On May 9 and 10 at Mandel Hall, the University Symphony Orchestra (USO) joined forces with the University Chorus and Motet Choir for their final concert of the year.
USO Music Director and Conductor Barbara Schubert entered the stage with a brilliant, shimmering black dress as she took command of the large ensemble. She was no stranger to this occasion. This concert marked the culmination of “Opus 50,” a monthslong celebration of her 50th year as Music Director of the USO. Over the course of five decades, Schubert has shaped generations of musicians at the university, pushing both students and alumni to take on works that would challenge even seasoned professionals. With a performed repertoire of over 2,500 works, she has led the orchestra with energy, artistry, and imagination.
The program opened with a performance of Johannes Brahms’s Academic Festival Overture by a USO alumni orchestra, featuring nearly 100 returning alumni. Brahms composed the Overture during the summer of 1880 as a tribute to the University of Breslau after they notified him that he would be awarded an honorary doctorate in music. Rather than delivering a speech for the event, Brahms took a more playful approach by weaving together a handful of popular German student songs into a lively, celebratory overture. Schubert followed in Brahms’s footsteps. “We’re at an academic place, it’s a festival that we’re celebrating,” Schubert said in an interview with the *Maroon*. “I feel like I should be presenting a performance as well, rather than talking about my years with the University Symphony.”
Schubert and the Alumni Orchestra brought an atmosphere to the Overture that felt both polished and exhilarating. Starting out quiet and soft, the tempo eventually picked up and the energy grew purposeful. In the final minute of the Overture, the piece came to life. This was not a group of alumni merely going through the motions, but musicians who had returned to Mandel Hall with a purpose.
The main event was Gustav Mahler’s Symphony No. 2 in C Minor, “The Resurrection.” Mahler worked on the piece for nearly a decade, completing it in 1894, and it remains one of the most ambitious works in the orchestral repertoire.

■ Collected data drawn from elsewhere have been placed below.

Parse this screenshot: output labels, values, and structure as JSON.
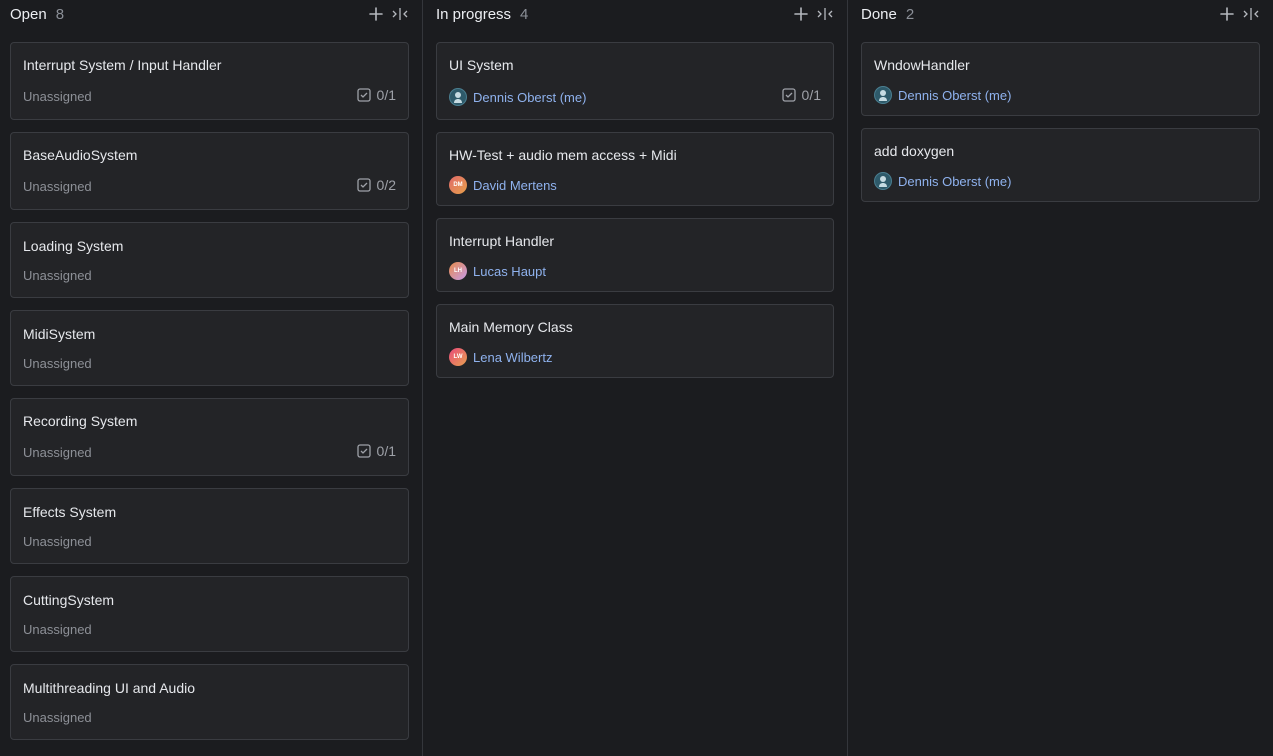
{
  "columns": [
    {
      "title": "Open",
      "count": "8",
      "cards": [
        {
          "title": "Interrupt System / Input Handler",
          "assignee": "Unassigned",
          "tasks": "0/1"
        },
        {
          "title": "BaseAudioSystem",
          "assignee": "Unassigned",
          "tasks": "0/2"
        },
        {
          "title": "Loading System",
          "assignee": "Unassigned"
        },
        {
          "title": "MidiSystem",
          "assignee": "Unassigned"
        },
        {
          "title": "Recording System",
          "assignee": "Unassigned",
          "tasks": "0/1"
        },
        {
          "title": "Effects System",
          "assignee": "Unassigned"
        },
        {
          "title": "CuttingSystem",
          "assignee": "Unassigned"
        },
        {
          "title": "Multithreading UI and Audio",
          "assignee": "Unassigned"
        }
      ]
    },
    {
      "title": "In progress",
      "count": "4",
      "cards": [
        {
          "title": "UI System",
          "assignee": "Dennis Oberst (me)",
          "avatar": "photo",
          "tasks": "0/1"
        },
        {
          "title": "HW-Test + audio mem access + Midi",
          "assignee": "David Mertens",
          "avatar": "DM"
        },
        {
          "title": "Interrupt Handler",
          "assignee": "Lucas Haupt",
          "avatar": "LH"
        },
        {
          "title": "Main Memory Class",
          "assignee": "Lena Wilbertz",
          "avatar": "LW"
        }
      ]
    },
    {
      "title": "Done",
      "count": "2",
      "cards": [
        {
          "title": "WndowHandler",
          "assignee": "Dennis Oberst (me)",
          "avatar": "photo"
        },
        {
          "title": "add doxygen",
          "assignee": "Dennis Oberst (me)",
          "avatar": "photo"
        }
      ]
    }
  ],
  "icons": {
    "add": "plus-icon",
    "collapse": "collapse-column-icon",
    "checklist": "checkbox-checked-icon",
    "avatar_photo": "user-photo-icon"
  },
  "colors": {
    "background": "#1b1c1f",
    "card": "#232427",
    "card_border": "#3a3c41",
    "assignee_link": "#8fb2ee",
    "muted_text": "#8d9097"
  }
}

Spanning five movements and scored for a large orchestra, chorus, and solo singers, the symphony runs for over an hour and grapples with themes of death, faith, and what lies beyond. The first movement begins with an unsettling tremolo, generating the first sense of unease in the piece. As more instruments join, the drama unfolds and the audience gets a taste of what is to come.
The second and third movements, a gentle respite and a sardonic scherzo, offer brief moments of relief before culminating in something best described as a shriek towards the end of the third movement. The USO’s performance offered no breaks for the audience as the sounds swung without warning between moments of quiet stillness to outbursts of orchestral eruptions, keeping listeners on the edge of their seats. Much of the credit goes to Schubert, whose commanding direction coaxed the trumpets, oboes, horns, and percussion to stand out at precisely the right moments. Each distinct eruption felt deliberate and controlled, creating the right impact at the right time.
It wasn’t until the fourth movement that the audience finally got a taste of the human voice for the first time. Camille Robles, the mezzo-soprano, began to sing in the fourth movement, “Urlicht,” a brief but deeply moving setting of a poem from *Des Knaben Wunderhorn*, a collection of German folk poetry compiled by Achim von Arnim and Clemens Brentano. The text is simple and childlike and Robles delivered it with a warmth and intimacy that cut through the hall. “Urlicht” was stillness before the storm, and Robles carried that weight beautifully, with a quiet, tender performance that left the audience in hushed anticipation for the drama to come.
The fifth and final movement is the symphony’s climax. Mahler opens with the orchestra, which is then followed by the voices of both soloists. Schubert and the USO created both the backdrop and the energy necessary to support the piercing voices of the soloists, shifting between moments of collapse and desperate urgency. Gradually, something began to change, the chaos thinned, and the first glimpses of a resolution began to appear.
In a single fluid motion, Schubert turned to face the audience, her baton never once stopping.
Without warning, voices began to pour down from above. What initially seemed like a group of well-dressed audience members was actually a part of the performance. When the chorus finally entered the piece, many in the audience were visibly startled as they craned their necks upwards. The University Chorus and Motet Choir had been quietly seated in the balcony above, an arrangement not typical of a chorus-orchestra performance.
It was a breathtaking effect, the sound seeming to descend and ricochet from somewhere beyond the hall itself, which felt entirely fitting for a symphony about death and resurrection. As the chorus swelled to full voice alongside the orchestra, the music built towards one of the most overwhelming climaxes in the orchestral repertoire at the end of the symphony, filling every corner of Mandel Hall.
When Barbara Schubert closed the piece with the wave of her hand, the hall erupted into a standing ovation. It was the perfect send-off for the end of the year, and a fitting performance to honor Schubert’s tenure with the USO.